# American Institute of Mathematical Sciences

March  2019, 18(2): 887-910. doi: 10.3934/cpaa.2019043

## Vanishing viscosity limit of 1d quasilinear parabolic equation with multiple boundary layers

 1 Department of Mathematics, Shanghai Normal University, ShangHai, 200234, China 2 Department of Mathematics, Shanghai University, ShangHai, 200444, China

* Corresponding author

Received  April 2018 Revised  June 2018 Published  October 2018

Fund Project: The first author is supported by NSFC grant 11771297; The second author is supported by NSFC grant 11771274.

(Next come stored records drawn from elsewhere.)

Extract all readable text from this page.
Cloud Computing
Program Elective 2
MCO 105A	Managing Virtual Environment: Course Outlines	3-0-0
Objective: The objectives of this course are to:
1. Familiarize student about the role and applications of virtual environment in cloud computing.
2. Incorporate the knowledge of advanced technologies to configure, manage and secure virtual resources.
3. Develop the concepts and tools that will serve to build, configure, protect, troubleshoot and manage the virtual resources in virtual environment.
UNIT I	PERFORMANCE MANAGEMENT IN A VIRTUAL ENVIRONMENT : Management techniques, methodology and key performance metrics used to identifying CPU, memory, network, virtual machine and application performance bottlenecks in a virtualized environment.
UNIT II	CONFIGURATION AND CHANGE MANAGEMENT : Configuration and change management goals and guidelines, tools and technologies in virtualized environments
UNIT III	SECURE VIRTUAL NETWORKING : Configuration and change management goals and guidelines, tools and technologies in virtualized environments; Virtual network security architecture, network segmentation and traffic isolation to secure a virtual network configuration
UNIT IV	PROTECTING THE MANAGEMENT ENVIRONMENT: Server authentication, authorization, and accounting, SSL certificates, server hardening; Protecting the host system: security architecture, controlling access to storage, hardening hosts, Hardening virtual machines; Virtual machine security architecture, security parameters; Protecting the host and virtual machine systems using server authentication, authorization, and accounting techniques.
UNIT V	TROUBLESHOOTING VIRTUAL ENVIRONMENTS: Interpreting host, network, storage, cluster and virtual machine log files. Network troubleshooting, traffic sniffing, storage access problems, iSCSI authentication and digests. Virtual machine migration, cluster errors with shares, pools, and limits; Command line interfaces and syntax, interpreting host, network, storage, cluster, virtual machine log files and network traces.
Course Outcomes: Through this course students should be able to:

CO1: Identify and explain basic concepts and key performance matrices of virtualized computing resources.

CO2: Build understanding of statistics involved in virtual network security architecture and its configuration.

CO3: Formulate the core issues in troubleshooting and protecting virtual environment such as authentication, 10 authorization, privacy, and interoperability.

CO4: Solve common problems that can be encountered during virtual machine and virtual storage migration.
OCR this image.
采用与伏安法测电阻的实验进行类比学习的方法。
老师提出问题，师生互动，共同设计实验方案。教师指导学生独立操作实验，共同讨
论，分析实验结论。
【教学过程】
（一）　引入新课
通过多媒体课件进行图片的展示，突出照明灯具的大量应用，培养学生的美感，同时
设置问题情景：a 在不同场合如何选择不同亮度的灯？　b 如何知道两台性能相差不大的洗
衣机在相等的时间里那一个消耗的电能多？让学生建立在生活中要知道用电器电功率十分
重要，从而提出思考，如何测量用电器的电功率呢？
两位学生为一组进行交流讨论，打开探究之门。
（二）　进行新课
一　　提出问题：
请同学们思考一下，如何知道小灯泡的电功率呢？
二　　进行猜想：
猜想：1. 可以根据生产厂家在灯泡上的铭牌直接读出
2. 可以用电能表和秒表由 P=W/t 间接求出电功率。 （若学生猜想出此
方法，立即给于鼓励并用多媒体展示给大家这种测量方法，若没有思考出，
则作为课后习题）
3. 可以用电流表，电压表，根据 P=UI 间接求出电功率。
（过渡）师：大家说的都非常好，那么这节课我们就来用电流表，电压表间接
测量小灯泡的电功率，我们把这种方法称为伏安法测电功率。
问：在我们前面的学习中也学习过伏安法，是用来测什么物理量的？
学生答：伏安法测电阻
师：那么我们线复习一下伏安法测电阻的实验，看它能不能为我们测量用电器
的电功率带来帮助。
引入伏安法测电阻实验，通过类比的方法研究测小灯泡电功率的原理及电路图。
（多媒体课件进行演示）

In this paper, we study the limiting behavior of solutions to a 1D two-point boundary value problem for viscous conservation laws with genuinely-nonlinear fluxes as $\varepsilon$ goes to zero. We here discuss different types of non-characteristic boundary layers occurring on both sides. We first construct formally the three-term approximate solutions by using the method of matched asymptotic expansions. Next, by energy method we prove that the boundary layers are nonlinearly stable and thus it is proved the boundary layer effects are just localized near both boundaries. Consequently, the viscous solutions converge to the smooth inviscid solution uniformly away from the boundaries. The rate of convergence in viscosity is optimal.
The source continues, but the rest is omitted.